Elevating the speculation into certainty is The Daily Mail which has the general's resignation highlighting "the growing rift between military leaders and the Government over the conduct of the campaign", while The Daily Telegraph casts any doubt aside with the headline: "Afghanistan general quits over disillusionment with government strategy".
Certainly, MacKay – the "hero" of the re-taking of Musa Qala in December 2007 - is a known critic of certain aspects of the conduct of the campaign, but it is well over a year since he was in theatre.
Since then, he has been awarded the CBE for his services in the campaign and in June was promoted to Major General and General Officer Commanding of the Army's 2nd Division (Scotland, Northern England and Northern Ireland). That he accepted both award and promotion, and took on a new post, is not a sign of a dissident, burning with indignation at the way the Afghan campaign is being fought.
For another "agenda", however, one does not have to look very far – no further in fact than The Times, which cites Clive Fairweather, a former CO of the King's Own Scottish Borderers and a close friend of MacKay.
One reason he gives is that the Army is in the process of rationalising the command structure and, in the not too distant future, MacKay's post is to disappear. With rumours of another job in the offing, at the age of 52, Mackay is making the break now, rather than wait until the market is flooded with a surge of redundant generals, with whom he would have to compete.
This rationalisation is part of the Future Army Structure (Next Steps), announced by General Dannatt in early 2008 and, with General Richards now in post, it is probable that the "new broom" is determined to "sweep clean".
Recognising the reality that the Division is no longer the building block of modern armies, and that the effective operational unit has become the Brigade, Richards will be seeking to disband the current Divisional structure, clearing out much of the dead wood in the process.

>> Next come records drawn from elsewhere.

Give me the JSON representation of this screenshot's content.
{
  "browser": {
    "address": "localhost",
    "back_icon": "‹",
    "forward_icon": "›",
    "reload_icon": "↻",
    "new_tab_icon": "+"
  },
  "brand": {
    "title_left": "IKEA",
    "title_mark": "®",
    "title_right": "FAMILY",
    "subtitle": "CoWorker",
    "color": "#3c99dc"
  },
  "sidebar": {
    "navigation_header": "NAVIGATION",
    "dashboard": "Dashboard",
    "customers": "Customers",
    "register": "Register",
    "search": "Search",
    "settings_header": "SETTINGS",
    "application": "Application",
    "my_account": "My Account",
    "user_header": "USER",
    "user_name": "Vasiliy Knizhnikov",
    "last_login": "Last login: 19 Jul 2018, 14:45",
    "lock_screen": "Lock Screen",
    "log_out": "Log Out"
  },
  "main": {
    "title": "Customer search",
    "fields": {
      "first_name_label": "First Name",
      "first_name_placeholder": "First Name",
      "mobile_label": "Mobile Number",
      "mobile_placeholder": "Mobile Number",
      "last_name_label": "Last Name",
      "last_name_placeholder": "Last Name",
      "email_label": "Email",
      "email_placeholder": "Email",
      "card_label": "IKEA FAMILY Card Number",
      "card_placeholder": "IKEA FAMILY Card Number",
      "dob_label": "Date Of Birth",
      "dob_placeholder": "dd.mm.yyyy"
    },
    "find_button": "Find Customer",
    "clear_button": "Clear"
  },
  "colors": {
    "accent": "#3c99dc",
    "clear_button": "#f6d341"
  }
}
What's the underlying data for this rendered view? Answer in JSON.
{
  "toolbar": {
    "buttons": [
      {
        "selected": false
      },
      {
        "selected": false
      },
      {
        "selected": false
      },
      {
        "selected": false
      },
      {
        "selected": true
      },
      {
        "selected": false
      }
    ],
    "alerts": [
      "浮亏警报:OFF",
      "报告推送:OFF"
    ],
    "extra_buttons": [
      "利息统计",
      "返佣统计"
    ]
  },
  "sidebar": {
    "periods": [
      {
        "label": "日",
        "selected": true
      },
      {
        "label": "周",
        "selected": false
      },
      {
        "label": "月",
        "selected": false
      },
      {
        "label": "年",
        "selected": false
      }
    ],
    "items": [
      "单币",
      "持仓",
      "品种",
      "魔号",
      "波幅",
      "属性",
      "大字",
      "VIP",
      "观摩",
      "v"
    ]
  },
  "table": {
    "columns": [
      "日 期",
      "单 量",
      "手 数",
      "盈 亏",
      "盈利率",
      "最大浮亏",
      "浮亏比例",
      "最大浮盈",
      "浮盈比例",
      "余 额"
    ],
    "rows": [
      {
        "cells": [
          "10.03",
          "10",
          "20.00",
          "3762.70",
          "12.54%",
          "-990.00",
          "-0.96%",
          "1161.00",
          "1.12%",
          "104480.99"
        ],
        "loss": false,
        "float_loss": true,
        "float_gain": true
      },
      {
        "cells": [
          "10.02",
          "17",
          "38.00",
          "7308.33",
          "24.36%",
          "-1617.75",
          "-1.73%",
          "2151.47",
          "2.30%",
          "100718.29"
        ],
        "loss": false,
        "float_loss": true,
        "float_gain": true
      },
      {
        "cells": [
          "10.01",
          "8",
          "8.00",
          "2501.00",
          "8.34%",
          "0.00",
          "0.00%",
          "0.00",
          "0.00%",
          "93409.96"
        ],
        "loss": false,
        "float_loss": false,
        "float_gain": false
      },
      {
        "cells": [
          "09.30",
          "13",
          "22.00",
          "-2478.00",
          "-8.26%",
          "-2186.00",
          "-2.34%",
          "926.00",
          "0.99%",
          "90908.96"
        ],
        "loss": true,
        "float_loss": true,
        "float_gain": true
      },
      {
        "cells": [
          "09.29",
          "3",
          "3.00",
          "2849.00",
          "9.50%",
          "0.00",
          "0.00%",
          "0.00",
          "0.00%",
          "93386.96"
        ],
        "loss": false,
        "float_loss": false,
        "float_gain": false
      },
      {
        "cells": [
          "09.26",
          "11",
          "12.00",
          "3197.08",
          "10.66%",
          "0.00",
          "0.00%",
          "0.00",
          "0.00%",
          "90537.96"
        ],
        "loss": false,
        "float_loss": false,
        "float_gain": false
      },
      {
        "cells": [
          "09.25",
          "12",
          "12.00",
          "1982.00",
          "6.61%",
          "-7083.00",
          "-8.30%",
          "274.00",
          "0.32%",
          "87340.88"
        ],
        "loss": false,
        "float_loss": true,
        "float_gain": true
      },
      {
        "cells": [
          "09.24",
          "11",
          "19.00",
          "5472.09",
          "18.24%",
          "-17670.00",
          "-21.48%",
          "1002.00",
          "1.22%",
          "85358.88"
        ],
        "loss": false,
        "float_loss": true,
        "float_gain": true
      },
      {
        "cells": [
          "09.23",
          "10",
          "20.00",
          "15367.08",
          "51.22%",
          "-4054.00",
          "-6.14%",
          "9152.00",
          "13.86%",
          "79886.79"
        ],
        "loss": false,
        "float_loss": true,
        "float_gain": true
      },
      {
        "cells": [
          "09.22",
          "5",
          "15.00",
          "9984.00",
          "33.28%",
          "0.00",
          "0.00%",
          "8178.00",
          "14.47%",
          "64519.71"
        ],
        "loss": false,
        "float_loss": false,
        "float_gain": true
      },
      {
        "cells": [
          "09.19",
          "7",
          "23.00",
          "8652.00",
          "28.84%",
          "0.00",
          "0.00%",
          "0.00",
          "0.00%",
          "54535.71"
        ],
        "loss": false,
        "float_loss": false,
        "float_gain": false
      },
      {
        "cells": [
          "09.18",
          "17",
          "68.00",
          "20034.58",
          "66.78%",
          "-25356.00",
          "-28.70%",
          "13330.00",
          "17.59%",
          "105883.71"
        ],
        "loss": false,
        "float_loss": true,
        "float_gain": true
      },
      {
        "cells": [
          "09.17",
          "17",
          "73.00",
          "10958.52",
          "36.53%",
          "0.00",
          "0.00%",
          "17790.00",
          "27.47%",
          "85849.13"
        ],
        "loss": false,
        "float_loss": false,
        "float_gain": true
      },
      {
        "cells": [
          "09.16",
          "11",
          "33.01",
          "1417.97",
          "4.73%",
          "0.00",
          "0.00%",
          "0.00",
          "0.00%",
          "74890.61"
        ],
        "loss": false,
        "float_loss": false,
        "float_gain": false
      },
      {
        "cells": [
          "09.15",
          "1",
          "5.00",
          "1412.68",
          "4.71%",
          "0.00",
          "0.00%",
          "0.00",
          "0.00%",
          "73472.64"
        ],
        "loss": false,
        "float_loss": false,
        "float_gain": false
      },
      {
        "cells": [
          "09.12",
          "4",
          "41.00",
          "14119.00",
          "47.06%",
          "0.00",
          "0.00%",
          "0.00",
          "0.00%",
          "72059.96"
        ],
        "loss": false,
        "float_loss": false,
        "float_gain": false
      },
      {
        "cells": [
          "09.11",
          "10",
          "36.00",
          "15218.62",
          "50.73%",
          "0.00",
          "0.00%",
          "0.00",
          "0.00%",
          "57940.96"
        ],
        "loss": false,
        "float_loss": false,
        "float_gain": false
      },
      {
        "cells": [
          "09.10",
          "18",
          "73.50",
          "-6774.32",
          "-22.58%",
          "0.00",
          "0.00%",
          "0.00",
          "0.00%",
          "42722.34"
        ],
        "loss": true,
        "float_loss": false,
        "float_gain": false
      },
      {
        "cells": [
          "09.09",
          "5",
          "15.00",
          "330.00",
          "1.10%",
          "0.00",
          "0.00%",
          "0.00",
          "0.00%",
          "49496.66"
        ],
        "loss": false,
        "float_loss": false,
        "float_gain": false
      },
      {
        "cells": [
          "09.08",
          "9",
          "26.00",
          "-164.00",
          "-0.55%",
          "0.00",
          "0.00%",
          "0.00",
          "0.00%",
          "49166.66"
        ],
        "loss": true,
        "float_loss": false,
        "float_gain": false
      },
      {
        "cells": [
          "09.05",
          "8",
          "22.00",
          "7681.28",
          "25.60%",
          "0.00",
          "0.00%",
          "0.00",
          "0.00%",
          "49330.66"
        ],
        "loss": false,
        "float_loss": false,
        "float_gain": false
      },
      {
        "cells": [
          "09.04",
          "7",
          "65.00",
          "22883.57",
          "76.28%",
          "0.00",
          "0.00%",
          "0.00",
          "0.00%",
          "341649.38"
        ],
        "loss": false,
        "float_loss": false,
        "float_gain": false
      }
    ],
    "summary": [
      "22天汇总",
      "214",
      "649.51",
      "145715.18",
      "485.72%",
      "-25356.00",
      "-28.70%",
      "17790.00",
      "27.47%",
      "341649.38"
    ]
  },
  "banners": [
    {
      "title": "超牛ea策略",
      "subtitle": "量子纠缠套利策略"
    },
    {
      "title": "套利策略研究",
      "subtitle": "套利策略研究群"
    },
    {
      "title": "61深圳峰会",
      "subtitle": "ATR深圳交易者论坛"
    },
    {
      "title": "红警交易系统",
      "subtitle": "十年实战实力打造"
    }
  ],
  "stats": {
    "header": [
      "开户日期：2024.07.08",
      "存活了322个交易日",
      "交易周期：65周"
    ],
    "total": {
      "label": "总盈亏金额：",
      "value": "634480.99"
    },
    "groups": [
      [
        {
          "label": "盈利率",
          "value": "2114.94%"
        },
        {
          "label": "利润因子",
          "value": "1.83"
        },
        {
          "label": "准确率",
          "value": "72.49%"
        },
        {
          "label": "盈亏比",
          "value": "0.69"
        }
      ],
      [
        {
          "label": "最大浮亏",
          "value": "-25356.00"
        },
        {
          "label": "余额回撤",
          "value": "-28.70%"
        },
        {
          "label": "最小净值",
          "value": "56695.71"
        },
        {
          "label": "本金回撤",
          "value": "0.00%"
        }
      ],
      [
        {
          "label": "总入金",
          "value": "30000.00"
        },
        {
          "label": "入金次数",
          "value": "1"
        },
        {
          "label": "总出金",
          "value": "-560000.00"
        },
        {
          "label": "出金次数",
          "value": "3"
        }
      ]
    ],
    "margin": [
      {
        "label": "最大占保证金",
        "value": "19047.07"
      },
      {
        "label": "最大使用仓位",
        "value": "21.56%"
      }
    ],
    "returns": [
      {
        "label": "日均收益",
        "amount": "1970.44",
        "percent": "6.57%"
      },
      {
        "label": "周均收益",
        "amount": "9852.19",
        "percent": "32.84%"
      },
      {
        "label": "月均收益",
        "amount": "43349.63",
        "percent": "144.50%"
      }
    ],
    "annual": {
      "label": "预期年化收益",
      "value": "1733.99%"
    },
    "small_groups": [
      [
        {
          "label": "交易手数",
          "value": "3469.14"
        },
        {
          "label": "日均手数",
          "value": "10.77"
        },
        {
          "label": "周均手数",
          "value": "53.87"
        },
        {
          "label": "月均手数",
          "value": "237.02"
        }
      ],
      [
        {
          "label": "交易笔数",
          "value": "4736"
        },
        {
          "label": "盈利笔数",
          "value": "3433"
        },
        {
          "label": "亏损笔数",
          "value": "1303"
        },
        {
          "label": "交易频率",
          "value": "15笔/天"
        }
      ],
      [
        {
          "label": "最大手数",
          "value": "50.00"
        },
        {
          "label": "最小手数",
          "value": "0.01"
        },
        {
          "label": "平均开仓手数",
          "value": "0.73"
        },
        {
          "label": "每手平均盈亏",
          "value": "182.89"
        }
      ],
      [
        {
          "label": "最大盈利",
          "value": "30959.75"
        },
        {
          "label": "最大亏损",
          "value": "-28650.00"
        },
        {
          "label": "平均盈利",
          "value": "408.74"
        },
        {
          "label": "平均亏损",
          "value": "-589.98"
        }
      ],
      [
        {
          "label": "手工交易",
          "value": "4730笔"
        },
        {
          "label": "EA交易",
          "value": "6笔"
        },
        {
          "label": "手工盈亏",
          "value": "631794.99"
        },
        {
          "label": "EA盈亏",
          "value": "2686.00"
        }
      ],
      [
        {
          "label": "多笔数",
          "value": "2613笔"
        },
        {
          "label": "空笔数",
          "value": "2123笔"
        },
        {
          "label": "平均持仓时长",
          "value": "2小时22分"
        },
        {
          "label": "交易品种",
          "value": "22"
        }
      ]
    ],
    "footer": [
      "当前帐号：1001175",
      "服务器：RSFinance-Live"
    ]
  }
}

Earlier this month, it is "understood" that MacKay had a meeting with Richards, following which he was given "formal leave to retire". With The Scotsman reporting that MacKay is said to be "dissatisfied" with plans to restructure the Army, it requires no great leap of imagination to conclude that it was made clear to MacKay that he had no long-term future in the Army, making his public announcement a mere formality. Furthermore, as the restructuring proceeds, we can expect more high-level resignations.
Doubtless, there is considerable unease in the Army about where the Afghan campaign is going, but in this case, speculation that this was the reason – or even the main reason – for MacKay's precipitate departure seems less than well-founded.
However, since it fits the narrative, the media has run with the Afghan dimension, and played down other possibilities. Says The Daily Express, "He [MacKay] is the most senior in a growing line of officers to quit over conduct of the war," leaving Liam Fox to declare: "His anger is the tip of the iceberg. People cannot trust Labour to give our troops all they need."
The "narrative" is everything. Truth is not an issue.